Teatro reunido
Manuel Puig
Entropía, 2009
236 págs.
No fue la mejor de las suertes la que tuvo Manuel Puig con el mercado editorial argentino. Luego de que, tras varias idas y vueltas con el manuscrito, Jorge Álvarez (por intervención de Pirí Lugones) publicara La traición de Rita Hayworth en junio de 1968 y Sudamericana Boquitas pintadas en 1969 (además de la segunda edición de La traición, que por auto-censura había interrumpido originalmente) y The Buenos Aires Affair en 1973, Puig se volvió un escritor argentino que publicaba en España (Seix-Barral) y en el resto del mundo, un escritor internacional. Y si bien esa situación está relacionada en gran medida con la prohibición política que pesó sobre su obra, el retorno democrático no supuso el retorno de Puig a las editoriales argentinas. En este sentido, la tarea comenzada por Beatriz Viterbo, continuada por El cuenco de plata y luego por Entropía ha venido a reparar esa falta.
Primero fueron las obras de teatro, luego los guiones de cine, finalmente las cartas y, ahora, la nueva edición de parte de su teatro.

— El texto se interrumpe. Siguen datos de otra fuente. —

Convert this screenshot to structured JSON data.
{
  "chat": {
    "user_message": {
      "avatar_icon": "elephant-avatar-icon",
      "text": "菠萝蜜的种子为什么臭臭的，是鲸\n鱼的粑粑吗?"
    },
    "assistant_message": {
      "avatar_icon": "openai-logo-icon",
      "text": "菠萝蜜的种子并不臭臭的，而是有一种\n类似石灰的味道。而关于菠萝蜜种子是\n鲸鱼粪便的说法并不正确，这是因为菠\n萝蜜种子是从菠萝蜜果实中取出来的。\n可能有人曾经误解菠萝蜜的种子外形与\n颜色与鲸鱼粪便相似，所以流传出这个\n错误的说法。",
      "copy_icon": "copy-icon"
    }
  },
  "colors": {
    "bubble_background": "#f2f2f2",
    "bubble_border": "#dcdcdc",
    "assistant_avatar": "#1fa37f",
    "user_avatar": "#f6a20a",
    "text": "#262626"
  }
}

Y lo cierto es que la obra de Puig sigue aumentando. La aparición de los dos tomos de cartas (Querida familia:, tomos 1 y 2, Entropía, 2005 y 2006) permitió conocer otra dimensión de su producción, cuya importancia, naturalmente, no es sólo documental. Las cartas de Puig (como las de Flaubert, o las de Benjamin, o las de Kafka) no hablan de la escritura o de la vida, son la experiencia de la escritura y la vida superpuestas, y obligan a una revisión de su obra. Las cartas norteamericanas, en este sentido, ocupan un lugar privilegiado en relación con el origen de la literatura de Puig, dado que pueden leerse como proceso de descubrimiento y apropiación del pop (como definición, según Puig, del presente del arte y la cultura) y, al mismo tiempo, de la literatura argentina (consumo sistemático en bibliotecas públicas –Puig no compra libros–, que termina de desterrar el mito del reemplazo de la biblioteca por la videoteca), además, por supuesto, del cine (varias películas por semana, comentadas a su madre metódicamente). Y la escritura de esas cartas norteamericanas acompaña otra, la de la novela (el “capítulo monstruo”) que irrumpe en la vida de Puig como un impulso que ya no se detendrá: La traición de Rita Hayworth. Pero si ese proceso de descubrimiento (la irrupción del monstruo) se vuelve vital es porque lo que Puig encuentra es, antes que nada, una forma de vida, un estilo de presencia para el que la escritura (de cartas, de novelas, de lo que sea) ocupa un lugar esencial.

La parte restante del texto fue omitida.